Schrader outlined the PlanCon cost derivation used in Pennsylvania: an estimated hard construction cost of $67,509,456, a total project cost of $96,202,044 and a site cost of $9,511,482, which produced an advertised Act 34 construction cost of $57,522,490. He noted two state caps that can trigger additional hearings: an 8% cap on Act 34 building construction cost and an aggregate building expenditure cap calculated for this project as $61,391,520; the project’s Act 34 cost was reported as below that aggregate cap.
Michael Lillies of RBC Capital Markets, the district’s bond underwriter, said the district analyzed financing options and recommended a general-obligation bond as the most cost-effective method. Lillies reported an indicative bond size in the neighborhood of $90.97 million, an estimated average annual debt service of about $8.728 million and a 20-year repayment model. The financing schedules presented project annual millage increases of about 0.57 mills for each of the fiscal years 2027–2031; Lillies said the median taxpayer (assessed value shown as $122,850) could expect an annual increase of roughly $70.70 (about $5.80 per month) while the millage increases are in effect.
District officials emphasized these cost figures are estimates; bids have not yet been received and the district will publish final numbers after procurement. Justin Barbetta, the district solicitor, and staff marked the public packet as exhibits and said the written public comment window would remain open for 30 days and that written comments must be received by 4:30 p.m. on March 26, 2026.

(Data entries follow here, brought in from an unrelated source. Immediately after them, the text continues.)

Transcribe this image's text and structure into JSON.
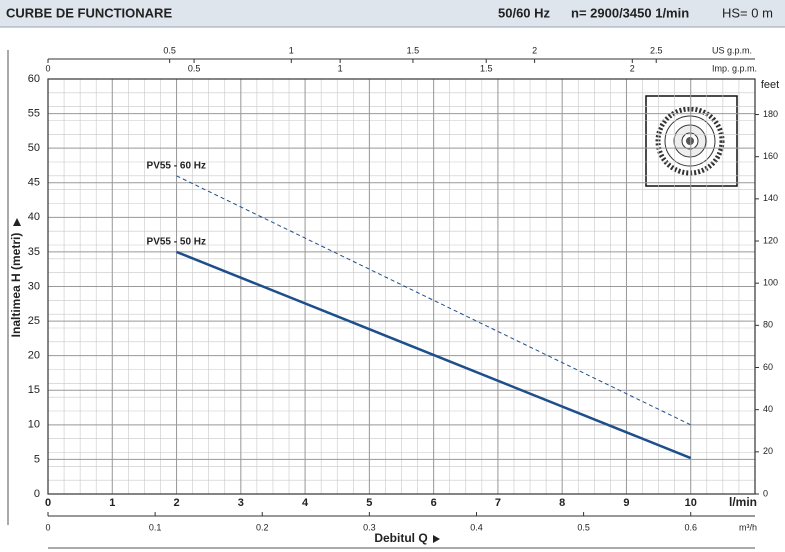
{
  "chart_data": {
    "type": "line",
    "title": "CURBE DE FUNCTIONARE",
    "frequency": "50/60 Hz",
    "speed": "n= 2900/3450  1/min",
    "hs": "HS= 0 m",
    "x": [
      2,
      10
    ],
    "series": [
      {
        "name": "PV55 - 50 Hz",
        "color": "#1f4e8c",
        "dashed": false,
        "values": [
          35,
          5.2
        ]
      },
      {
        "name": "PV55 - 60 Hz",
        "color": "#1f4e8c",
        "dashed": true,
        "values": [
          46,
          10
        ]
      }
    ],
    "xlabel": "l/min",
    "xlim": [
      0,
      11
    ],
    "xticks": [
      0,
      1,
      2,
      3,
      4,
      5,
      6,
      7,
      8,
      9,
      10
    ],
    "ylabel": "Inaltimea  H  (metri)",
    "ylim": [
      0,
      60
    ],
    "yticks": [
      0,
      5,
      10,
      15,
      20,
      25,
      30,
      35,
      40,
      45,
      50,
      55,
      60
    ],
    "y2label": "feet",
    "y2lim": [
      0,
      196.85
    ],
    "y2ticks": [
      0,
      20,
      40,
      60,
      80,
      100,
      120,
      140,
      160,
      180
    ],
    "us_gpm": {
      "label": "US g.p.m.",
      "lim": [
        0,
        2.906
      ],
      "ticks": [
        0.5,
        1,
        1.5,
        2,
        2.5
      ]
    },
    "imp_gpm": {
      "label": "Imp. g.p.m.",
      "lim": [
        0,
        2.42
      ],
      "ticks": [
        0,
        0.5,
        1,
        1.5,
        2
      ]
    },
    "m3h": {
      "label": "m³/h",
      "lim": [
        0,
        0.66
      ],
      "ticks": [
        0,
        0.1,
        0.2,
        0.3,
        0.4,
        0.5,
        0.6
      ]
    },
    "flow_title": "Debitul  Q",
    "grid": true
  }
}
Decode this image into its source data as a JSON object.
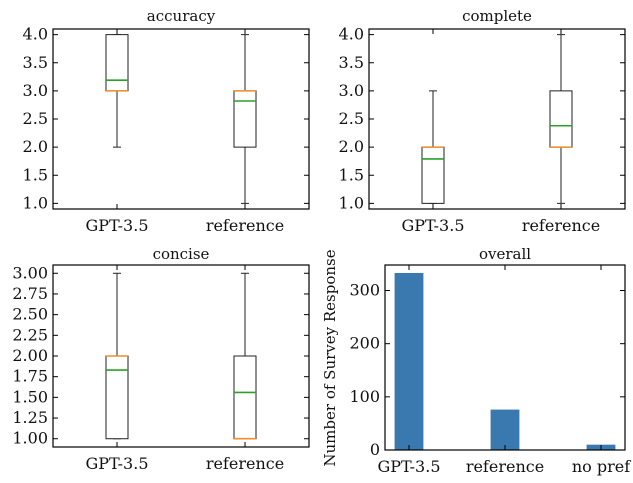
{
  "colors": {
    "median": "#f28e2b",
    "mean": "#2ca02c",
    "bar": "#3a78b0"
  },
  "chart_data": [
    {
      "type": "box",
      "title": "accuracy",
      "categories": [
        "GPT-3.5",
        "reference"
      ],
      "ylim": [
        0.9,
        4.1
      ],
      "yticks": [
        "1.0",
        "1.5",
        "2.0",
        "2.5",
        "3.0",
        "3.5",
        "4.0"
      ],
      "boxes": [
        {
          "label": "GPT-3.5",
          "whislo": 2.0,
          "q1": 3.0,
          "med": 3.0,
          "mean": 3.19,
          "q3": 4.0,
          "whishi": 4.0
        },
        {
          "label": "reference",
          "whislo": 1.0,
          "q1": 2.0,
          "med": 3.0,
          "mean": 2.82,
          "q3": 3.0,
          "whishi": 4.0
        }
      ]
    },
    {
      "type": "box",
      "title": "complete",
      "categories": [
        "GPT-3.5",
        "reference"
      ],
      "ylim": [
        0.9,
        4.1
      ],
      "yticks": [
        "1.0",
        "1.5",
        "2.0",
        "2.5",
        "3.0",
        "3.5",
        "4.0"
      ],
      "boxes": [
        {
          "label": "GPT-3.5",
          "whislo": 1.0,
          "q1": 1.0,
          "med": 2.0,
          "mean": 1.79,
          "q3": 2.0,
          "whishi": 3.0
        },
        {
          "label": "reference",
          "whislo": 1.0,
          "q1": 2.0,
          "med": 2.0,
          "mean": 2.38,
          "q3": 3.0,
          "whishi": 4.0
        }
      ]
    },
    {
      "type": "box",
      "title": "concise",
      "categories": [
        "GPT-3.5",
        "reference"
      ],
      "ylim": [
        0.9,
        3.1
      ],
      "yticks": [
        "1.00",
        "1.25",
        "1.50",
        "1.75",
        "2.00",
        "2.25",
        "2.50",
        "2.75",
        "3.00"
      ],
      "boxes": [
        {
          "label": "GPT-3.5",
          "whislo": 1.0,
          "q1": 1.0,
          "med": 2.0,
          "mean": 1.83,
          "q3": 2.0,
          "whishi": 3.0
        },
        {
          "label": "reference",
          "whislo": 1.0,
          "q1": 1.0,
          "med": 1.0,
          "mean": 1.56,
          "q3": 2.0,
          "whishi": 3.0
        }
      ]
    },
    {
      "type": "bar",
      "title": "overall",
      "ylabel": "Number of Survey Response",
      "categories": [
        "GPT-3.5",
        "reference",
        "no pref"
      ],
      "values": [
        333,
        76,
        10
      ],
      "ylim": [
        0,
        348
      ],
      "yticks": [
        "0",
        "100",
        "200",
        "300"
      ]
    }
  ]
}
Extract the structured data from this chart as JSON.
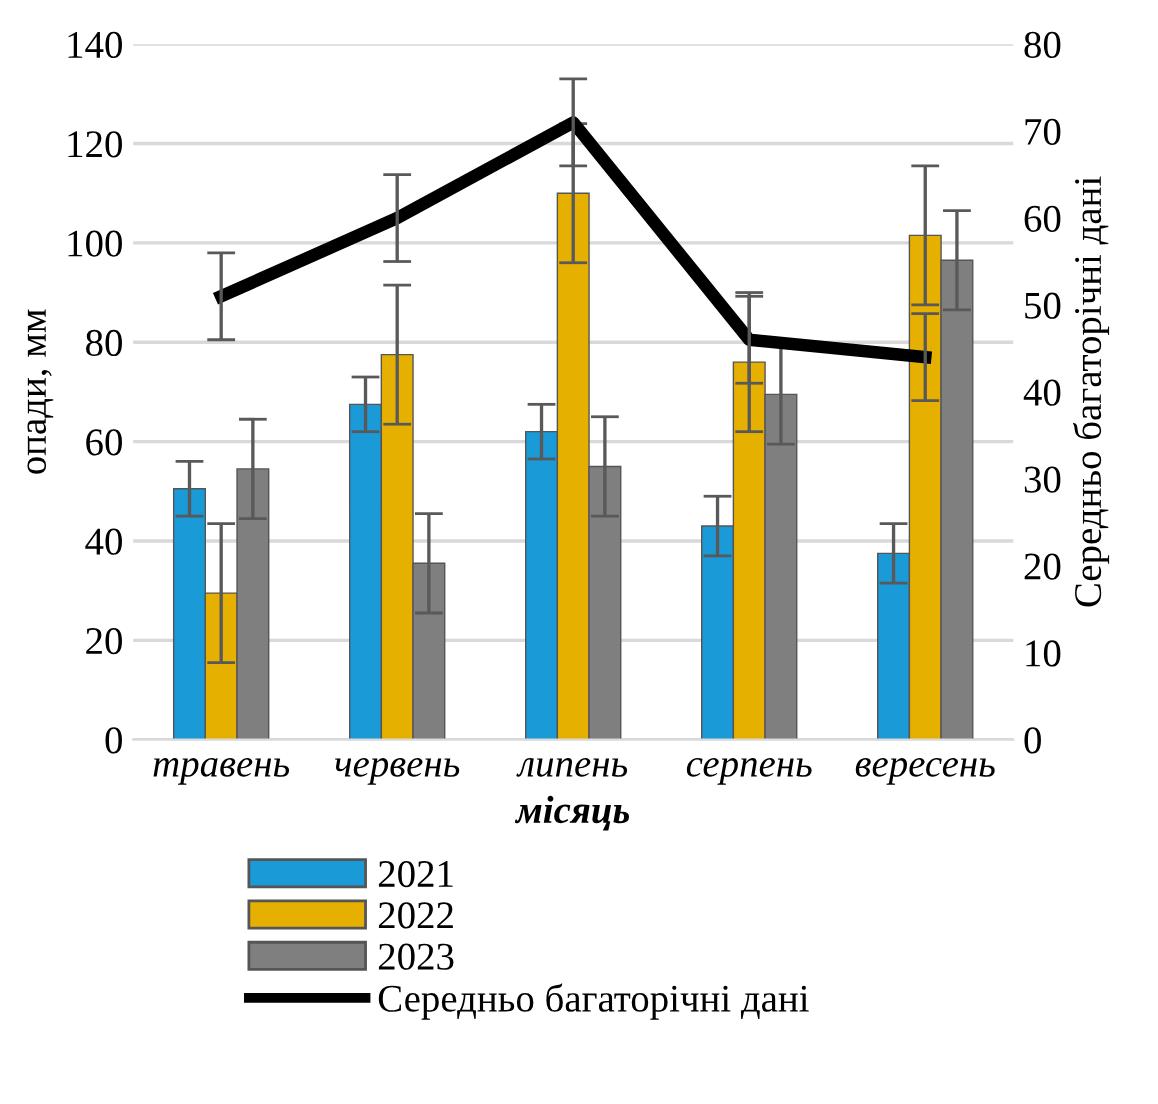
{
  "chart_data": {
    "type": "bar",
    "xlabel": "місяць",
    "ylabel": "опади, мм",
    "y2label": "Середньо багаторічні дані",
    "categories": [
      "травень",
      "червень",
      "липень",
      "серпень",
      "вересень"
    ],
    "series": [
      {
        "name": "2021",
        "color": "#1a9ad6",
        "values": [
          50.5,
          67.5,
          62,
          43,
          37.5
        ],
        "errors": [
          5.5,
          5.5,
          5.5,
          6,
          6
        ]
      },
      {
        "name": "2022",
        "color": "#e6b000",
        "values": [
          29.5,
          77.5,
          110,
          76,
          101.5
        ],
        "errors": [
          14,
          14,
          14,
          14,
          14
        ]
      },
      {
        "name": "2023",
        "color": "#7f7f7f",
        "values": [
          54.5,
          35.5,
          55,
          69.5,
          96.5
        ],
        "errors": [
          10,
          10,
          10,
          10,
          10
        ]
      },
      {
        "name": "Середньо багаторічні дані",
        "type": "line",
        "axis": "y2",
        "color": "#000000",
        "values": [
          51,
          60,
          71,
          46,
          44
        ],
        "errors": [
          5,
          5,
          5,
          5,
          5
        ]
      }
    ],
    "ylim": [
      0,
      140
    ],
    "yticks": [
      0,
      20,
      40,
      60,
      80,
      100,
      120,
      140
    ],
    "y2lim": [
      0,
      80
    ],
    "y2ticks": [
      0,
      10,
      20,
      30,
      40,
      50,
      60,
      70,
      80
    ],
    "grid": "y",
    "legend": "bottom",
    "marker": "none",
    "line_style": "solid"
  }
}
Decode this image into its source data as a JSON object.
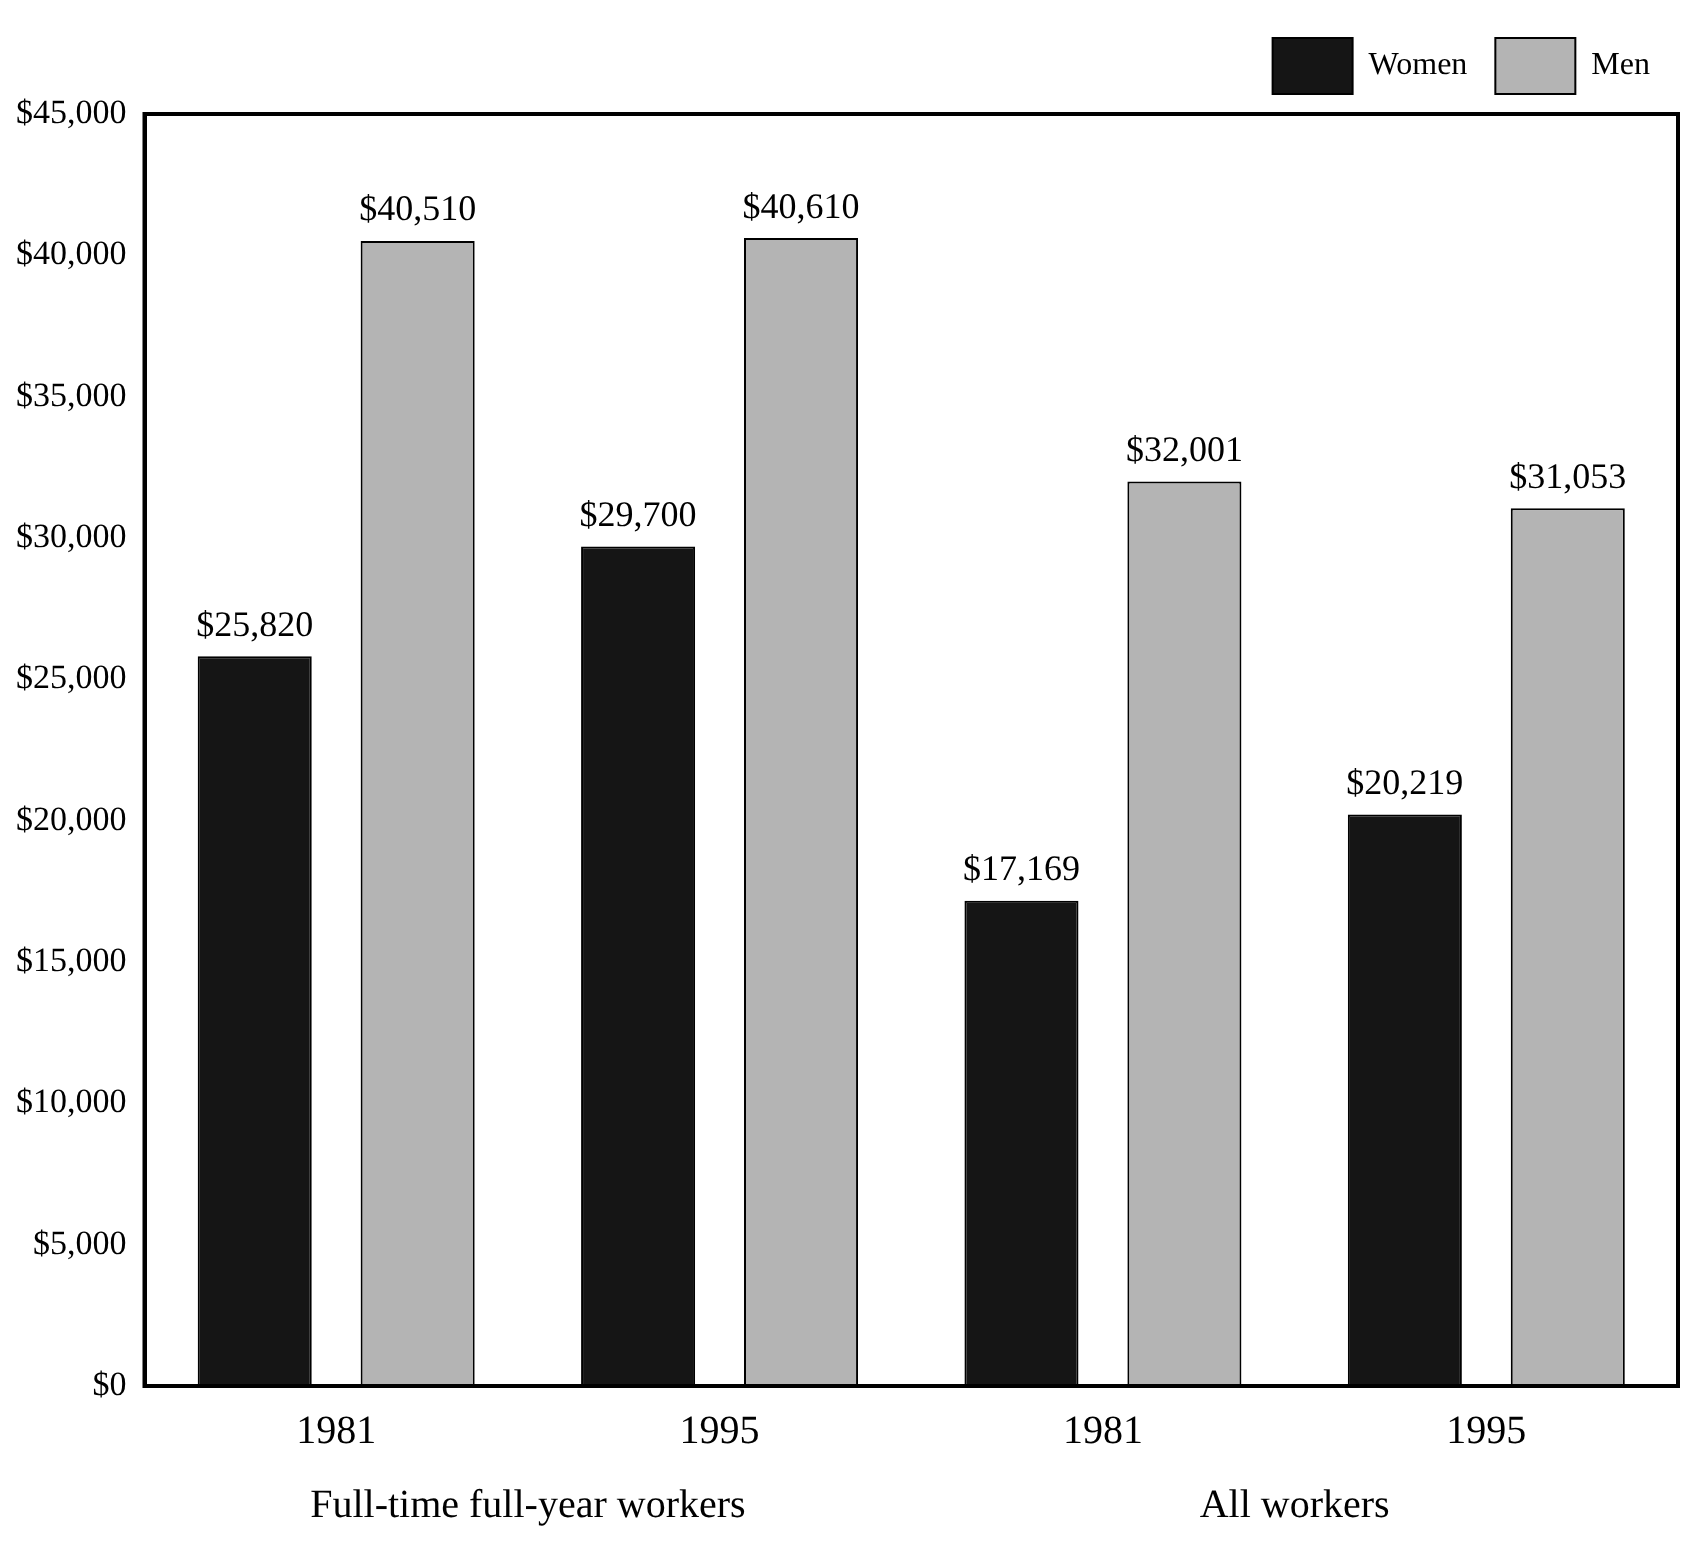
{
  "chart_data": {
    "type": "bar",
    "categories": [
      "1981",
      "1995",
      "1981",
      "1995"
    ],
    "series": [
      {
        "name": "Women",
        "color": "#151515",
        "values": [
          25820,
          29700,
          17169,
          20219
        ],
        "value_labels": [
          "$25,820",
          "$29,700",
          "$17,169",
          "$20,219"
        ]
      },
      {
        "name": "Men",
        "color": "#b4b4b4",
        "values": [
          40510,
          40610,
          32001,
          31053
        ],
        "value_labels": [
          "$40,510",
          "$40,610",
          "$32,001",
          "$31,053"
        ]
      }
    ],
    "ylim": [
      0,
      45000
    ],
    "yticks": [
      {
        "value": 0,
        "label": "$0"
      },
      {
        "value": 5000,
        "label": "$5,000"
      },
      {
        "value": 10000,
        "label": "$10,000"
      },
      {
        "value": 15000,
        "label": "$15,000"
      },
      {
        "value": 20000,
        "label": "$20,000"
      },
      {
        "value": 25000,
        "label": "$25,000"
      },
      {
        "value": 30000,
        "label": "$30,000"
      },
      {
        "value": 35000,
        "label": "$35,000"
      },
      {
        "value": 40000,
        "label": "$40,000"
      },
      {
        "value": 45000,
        "label": "$45,000"
      }
    ],
    "annotations": [
      "Full-time full-year workers",
      "All workers"
    ],
    "grid": false,
    "legend": "top right"
  }
}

The hearing was adjourned and the board called its regular meeting to order. No formal vote to adopt the project occurred at the hearing; rather, the Act 34 presentation and the financing overview were presented and the record kept open for public comment.
Next steps: the district will proceed to bidding and revisit costs if bids exceed the advertised Act 34 amount by the 8% threshold that would legally require another public hearing.